Сразу после университета Путтермессер поступила в фирму «Мидленд, Рид и Коклберри». Это была аристократическая фирма на Уолл-стрит, и Путтермессер, взятую туда за ум и редкостное усердие (чаще свойственное иммигрантам), поместили в тылу конторы раскапывать прецеденты для тех, кто работает непосредственно с клиентами. Женщина и еврейка, она, однако, почти не ощущала дискриминации: тыл предназначался для нудной черной работы, и туда отправляли полезную молодежь. Свет там частенько горел до трех ночи. Было естественно, что с Верхней Ступеньки юридического факультета ты получала доступ к Подножию Лестницы в реальном мире прецедентов. Наградой было само существование чудо-лестницы. Путтермессер была там единственной женщиной, но не единственной еврейкой. Каждый год в заднее отделение «Мидленда, Рида» поступали три еврея (четыре в тот год, когда пришла Путтермессер, а посему при виде ее чаще думали «женщина», чем «еврейка»). Каждый год три еврея уходили — не те же трое. Трудным временем был обеденный перерыв. Большинство молодых людей шли в спортклубы поблизости, размяться. Путтермессер ела из бумажного пакета у себя за столом вместе с другими евреями, и это было странно: молодые евреи, казалось, были так же преданы сквошу, как остальные. Увы, в спортклубы их не принимали, и это удивляло — молодые евреи ничем не отличались от остальных. Они покупали такие же костюмы у тех же портных, носили точно такие же рубашки и туфли, не надевали галстучных булавок и стриглись так же — значительно короче, чем уличные охламоны, но не так коротко, как стрекулисты из банков.

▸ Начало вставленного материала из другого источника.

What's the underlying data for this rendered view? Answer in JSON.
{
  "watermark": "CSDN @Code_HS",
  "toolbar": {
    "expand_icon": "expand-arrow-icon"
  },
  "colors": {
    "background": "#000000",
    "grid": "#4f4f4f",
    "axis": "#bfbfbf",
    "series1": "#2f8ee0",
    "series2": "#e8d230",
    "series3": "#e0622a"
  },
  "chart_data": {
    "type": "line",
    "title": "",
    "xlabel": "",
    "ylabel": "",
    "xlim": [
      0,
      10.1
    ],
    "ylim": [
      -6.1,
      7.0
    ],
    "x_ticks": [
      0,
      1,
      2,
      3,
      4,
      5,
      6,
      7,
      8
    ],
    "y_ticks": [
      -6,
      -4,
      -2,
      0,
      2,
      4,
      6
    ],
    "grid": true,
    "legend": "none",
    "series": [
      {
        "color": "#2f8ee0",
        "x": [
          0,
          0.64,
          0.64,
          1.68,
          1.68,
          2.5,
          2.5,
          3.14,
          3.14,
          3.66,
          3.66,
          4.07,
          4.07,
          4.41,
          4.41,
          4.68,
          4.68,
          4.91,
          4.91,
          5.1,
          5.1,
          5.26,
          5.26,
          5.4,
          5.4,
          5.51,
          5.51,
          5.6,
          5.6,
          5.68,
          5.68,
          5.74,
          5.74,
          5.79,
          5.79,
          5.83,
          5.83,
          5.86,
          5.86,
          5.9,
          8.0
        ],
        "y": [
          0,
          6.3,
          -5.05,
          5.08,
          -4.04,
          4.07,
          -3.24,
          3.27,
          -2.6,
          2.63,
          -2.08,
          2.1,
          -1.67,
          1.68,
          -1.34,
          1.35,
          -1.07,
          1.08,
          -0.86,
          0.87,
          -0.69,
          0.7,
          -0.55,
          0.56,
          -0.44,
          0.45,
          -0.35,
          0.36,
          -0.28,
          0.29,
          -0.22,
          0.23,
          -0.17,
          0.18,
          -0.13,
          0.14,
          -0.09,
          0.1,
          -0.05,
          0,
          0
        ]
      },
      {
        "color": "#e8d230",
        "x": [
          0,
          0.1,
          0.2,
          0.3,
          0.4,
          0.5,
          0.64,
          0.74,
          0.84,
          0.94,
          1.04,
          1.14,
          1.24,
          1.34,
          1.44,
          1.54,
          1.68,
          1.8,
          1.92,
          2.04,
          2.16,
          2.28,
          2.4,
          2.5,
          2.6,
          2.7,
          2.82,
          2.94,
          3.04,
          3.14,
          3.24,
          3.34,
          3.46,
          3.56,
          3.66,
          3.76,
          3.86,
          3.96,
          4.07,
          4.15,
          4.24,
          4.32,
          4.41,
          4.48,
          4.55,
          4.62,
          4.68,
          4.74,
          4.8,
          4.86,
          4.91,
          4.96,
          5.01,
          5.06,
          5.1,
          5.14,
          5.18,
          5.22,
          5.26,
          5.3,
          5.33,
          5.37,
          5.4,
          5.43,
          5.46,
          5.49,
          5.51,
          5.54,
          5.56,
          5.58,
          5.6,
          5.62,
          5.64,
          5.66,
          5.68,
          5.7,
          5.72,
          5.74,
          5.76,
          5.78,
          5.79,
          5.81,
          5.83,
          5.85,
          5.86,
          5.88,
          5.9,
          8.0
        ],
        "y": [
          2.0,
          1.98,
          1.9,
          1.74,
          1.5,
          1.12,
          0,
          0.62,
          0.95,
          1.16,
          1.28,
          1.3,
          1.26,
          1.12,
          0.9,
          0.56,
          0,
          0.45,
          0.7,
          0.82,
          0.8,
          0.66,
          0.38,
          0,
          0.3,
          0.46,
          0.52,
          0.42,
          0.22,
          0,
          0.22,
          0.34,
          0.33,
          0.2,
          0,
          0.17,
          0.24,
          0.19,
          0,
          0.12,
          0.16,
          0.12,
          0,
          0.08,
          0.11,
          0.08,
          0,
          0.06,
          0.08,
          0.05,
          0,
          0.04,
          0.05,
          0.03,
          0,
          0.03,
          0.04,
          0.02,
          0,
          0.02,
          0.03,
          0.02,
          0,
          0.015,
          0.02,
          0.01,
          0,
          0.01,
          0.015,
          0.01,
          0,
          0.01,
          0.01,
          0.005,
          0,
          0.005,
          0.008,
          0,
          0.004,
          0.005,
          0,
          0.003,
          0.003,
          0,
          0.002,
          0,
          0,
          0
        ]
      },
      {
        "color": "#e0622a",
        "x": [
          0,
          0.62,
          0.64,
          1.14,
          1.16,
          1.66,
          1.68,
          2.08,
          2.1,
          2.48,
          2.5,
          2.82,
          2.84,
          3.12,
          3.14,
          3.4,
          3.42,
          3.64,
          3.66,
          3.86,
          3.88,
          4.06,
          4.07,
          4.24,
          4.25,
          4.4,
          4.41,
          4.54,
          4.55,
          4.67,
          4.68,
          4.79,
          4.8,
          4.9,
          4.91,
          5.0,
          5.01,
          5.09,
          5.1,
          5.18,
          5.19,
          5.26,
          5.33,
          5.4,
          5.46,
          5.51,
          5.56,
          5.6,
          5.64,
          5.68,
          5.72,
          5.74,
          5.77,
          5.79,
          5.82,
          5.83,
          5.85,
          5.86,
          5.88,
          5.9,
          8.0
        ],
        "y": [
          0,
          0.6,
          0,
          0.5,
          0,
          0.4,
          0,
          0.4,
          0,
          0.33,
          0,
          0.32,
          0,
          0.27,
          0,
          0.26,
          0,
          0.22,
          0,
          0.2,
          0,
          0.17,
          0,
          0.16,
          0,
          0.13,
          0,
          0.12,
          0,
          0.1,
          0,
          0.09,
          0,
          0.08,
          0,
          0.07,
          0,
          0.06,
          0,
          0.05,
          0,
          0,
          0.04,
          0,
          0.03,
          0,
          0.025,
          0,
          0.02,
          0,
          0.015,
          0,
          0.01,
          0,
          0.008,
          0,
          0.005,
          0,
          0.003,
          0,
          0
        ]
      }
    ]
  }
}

Путтермессер помнила, что сказал о Дрейфусе Анатоль Франс: он был той же породы, что осудившие его офицеры. «На их месте он сам бы себя осудил».
Только выговор у них чуть-чуть отличался: «а» чуть глубже в носу, неприятно удлиненный «и», давно распространившееся из Бруклина в Грейт-Нек и из ее Бронкса в Скарсдейл. Эти две влиятельные гласные мистическим образом препятствовали повышению. Между тем игроки в сквош передвигались из тыла в главный офис. Одного или двух из них готовили: чистили щеткой, подкармливали сахаром, выводили на поводке — в партнеры; приглашали на обед с худыми благожелательными клиентами; они проводили половину дня в кафетериях больших благополучных банков, короче говоря, отращивали сливочные щеки и приобретали плавные манеры людей, которым всегда комфортно.
Евреи же, напротив, становились нервными, злобно шептались перед писсуарами (Путтермессер в дамской комнате слышала, как их ропот уходит в объединенный сток), становились перфекционистами, слишком серьезными, ожесточенно тыча пальцами, пикировались из-за принципов, и в их внешности и повадках все больше проглядывал еврей и все меньше — повзрослевший студент-спортсмен. Потом они увольнялись. Увольнялись по собственному желанию, никто их не выгонял.